One of the key measures that the public and media keep demanding is the resignation of Minister of Interior Robert Kaliňák. There is also the oft-repeated call for Mr Fico’s resignation, and hence that of his entire cabinet. The opposition has been calling for Mr Kaliňák’s resignation for some time. President Andrej Kiska has invited him to do the same. As the investigation of Mr Kuciak’s murder is being overseen by top officials of the Ministry of Interior and the police, Mr Kaliňák’s opponents see the lack of trust in the objective solving of the case to be the major issue related to the investigation. Law enforcement agencies in Slovakia have a track record of having often ignored findings by investigative media. Hence, the public isn’t convinced that law enforcement will not give in to political pressure, and concerns are that they could close the case prematurely. A week after the death of Ján Kuciak, Mr Kaliňák fended off any talk about his resignation. He remained adamant that he would not step down, despite the signals that came from Béla Bugár, chairman of Most-Híd, the party that constitutes the governing coalition along with Smer-SD and the Slovak National Party. Mr Bugár made Mr Kaliňák’s resignation a prerequisite for the further existence of the coalition alliance. Mr Kaliňák’s intransigence is likely to fuel even more public uproar and bring additional tens of thousands of disenchanted people to the streets.

In his public address on 4 March, Slovak President Andrej Kiska stated that the Government had been unable to solve the situation. He further alleged that the Government also didn’t have a road map that would lead them to a solution. The President asked for an extensive, fundamental reshuffling of the cabinet; failing that, he called for early elections. Nonetheless, Prime Minister Fico rejected those options, aggravating the situation further.

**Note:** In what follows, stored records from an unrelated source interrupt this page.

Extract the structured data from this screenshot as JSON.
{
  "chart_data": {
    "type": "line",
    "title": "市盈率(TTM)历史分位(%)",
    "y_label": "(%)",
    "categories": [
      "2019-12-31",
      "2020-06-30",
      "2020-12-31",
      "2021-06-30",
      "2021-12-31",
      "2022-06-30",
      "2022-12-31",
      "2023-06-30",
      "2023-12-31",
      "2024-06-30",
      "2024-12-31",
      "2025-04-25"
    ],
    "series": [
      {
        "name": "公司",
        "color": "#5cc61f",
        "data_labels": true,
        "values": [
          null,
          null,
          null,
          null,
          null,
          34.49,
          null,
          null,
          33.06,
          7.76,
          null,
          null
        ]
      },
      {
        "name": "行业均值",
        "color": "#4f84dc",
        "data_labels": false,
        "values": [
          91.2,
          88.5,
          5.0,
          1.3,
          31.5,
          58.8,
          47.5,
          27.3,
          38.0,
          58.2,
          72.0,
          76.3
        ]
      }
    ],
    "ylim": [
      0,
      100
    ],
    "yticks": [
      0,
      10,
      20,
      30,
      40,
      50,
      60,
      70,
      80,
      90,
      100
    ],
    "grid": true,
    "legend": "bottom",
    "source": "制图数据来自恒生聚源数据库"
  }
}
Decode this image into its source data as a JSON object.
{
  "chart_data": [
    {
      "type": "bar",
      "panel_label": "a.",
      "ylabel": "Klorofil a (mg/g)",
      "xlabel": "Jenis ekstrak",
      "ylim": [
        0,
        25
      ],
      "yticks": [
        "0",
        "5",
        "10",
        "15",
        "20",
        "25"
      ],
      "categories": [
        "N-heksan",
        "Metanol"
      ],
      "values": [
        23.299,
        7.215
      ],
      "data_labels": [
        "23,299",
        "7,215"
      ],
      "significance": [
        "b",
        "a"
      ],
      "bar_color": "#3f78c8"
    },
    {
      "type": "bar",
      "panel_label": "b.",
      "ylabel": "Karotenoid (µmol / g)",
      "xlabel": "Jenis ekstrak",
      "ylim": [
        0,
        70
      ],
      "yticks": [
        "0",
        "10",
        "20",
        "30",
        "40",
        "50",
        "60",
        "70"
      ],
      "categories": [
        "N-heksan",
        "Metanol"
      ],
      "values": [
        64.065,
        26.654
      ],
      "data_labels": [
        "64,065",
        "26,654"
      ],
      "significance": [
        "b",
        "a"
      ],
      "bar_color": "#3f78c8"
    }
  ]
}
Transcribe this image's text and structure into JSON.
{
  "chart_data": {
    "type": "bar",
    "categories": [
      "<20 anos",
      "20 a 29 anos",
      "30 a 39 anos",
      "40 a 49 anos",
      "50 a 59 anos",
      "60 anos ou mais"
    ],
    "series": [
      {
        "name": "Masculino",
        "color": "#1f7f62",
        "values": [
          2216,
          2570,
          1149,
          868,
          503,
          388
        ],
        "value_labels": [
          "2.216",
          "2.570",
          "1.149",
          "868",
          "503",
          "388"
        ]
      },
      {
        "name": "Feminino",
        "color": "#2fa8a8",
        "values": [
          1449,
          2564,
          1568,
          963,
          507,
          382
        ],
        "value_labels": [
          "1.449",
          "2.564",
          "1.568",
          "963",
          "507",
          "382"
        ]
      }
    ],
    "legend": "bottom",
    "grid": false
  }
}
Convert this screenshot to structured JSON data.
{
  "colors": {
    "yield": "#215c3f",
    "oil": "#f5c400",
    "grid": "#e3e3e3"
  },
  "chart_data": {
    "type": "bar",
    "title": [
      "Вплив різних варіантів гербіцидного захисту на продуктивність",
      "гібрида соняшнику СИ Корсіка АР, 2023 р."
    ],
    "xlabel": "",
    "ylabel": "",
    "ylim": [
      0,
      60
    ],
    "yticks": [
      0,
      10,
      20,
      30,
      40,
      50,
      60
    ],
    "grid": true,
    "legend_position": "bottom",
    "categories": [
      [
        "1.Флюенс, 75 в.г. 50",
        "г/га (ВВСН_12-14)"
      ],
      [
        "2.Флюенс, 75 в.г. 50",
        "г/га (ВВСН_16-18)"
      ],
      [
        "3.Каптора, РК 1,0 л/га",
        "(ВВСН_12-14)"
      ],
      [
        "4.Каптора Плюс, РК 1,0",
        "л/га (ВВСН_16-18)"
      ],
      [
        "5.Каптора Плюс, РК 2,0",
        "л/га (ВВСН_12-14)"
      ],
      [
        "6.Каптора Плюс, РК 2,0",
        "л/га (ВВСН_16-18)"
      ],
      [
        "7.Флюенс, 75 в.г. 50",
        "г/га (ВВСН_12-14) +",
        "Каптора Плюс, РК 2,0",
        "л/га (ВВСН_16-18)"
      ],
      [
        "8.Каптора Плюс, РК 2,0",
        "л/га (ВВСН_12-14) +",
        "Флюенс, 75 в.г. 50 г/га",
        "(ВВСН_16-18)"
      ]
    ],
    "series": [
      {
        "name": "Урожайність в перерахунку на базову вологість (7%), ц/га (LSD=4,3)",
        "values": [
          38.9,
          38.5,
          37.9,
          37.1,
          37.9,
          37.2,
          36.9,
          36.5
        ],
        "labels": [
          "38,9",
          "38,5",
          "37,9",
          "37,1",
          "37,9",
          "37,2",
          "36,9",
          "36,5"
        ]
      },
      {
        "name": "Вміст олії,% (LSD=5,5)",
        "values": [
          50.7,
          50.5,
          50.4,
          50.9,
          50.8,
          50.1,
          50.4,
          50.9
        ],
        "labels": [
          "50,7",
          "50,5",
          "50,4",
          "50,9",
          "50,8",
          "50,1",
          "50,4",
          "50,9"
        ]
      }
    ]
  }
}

Except for a handful of infrequent internal conflicts, the tripartite government coalition seemed to be a stable and coherent alliance as recently as the first months of 2018. Today, however, the increasing number of leads in the investigation into Mr Kuciak’s murder and the related release of compromising material has put the Smer-SD coalition partners, the Slovak National Party and Most-Híd, under increasing pressure. Hardly anyone dares to predict the voting choices to be made by MPs from the latter two factions should a proposal for a vote of  confidence be tabled, as is being signalled by the opposition.

It is, therefore, not implausible to suggest that it might just be a matter of weeks before the name of the Slovak Prime Minister is no longer Robert Fico.

Grigorij Mesežnikov is a political analyst and President of the Institute for Public Affairs in Bratislava, Slovakia.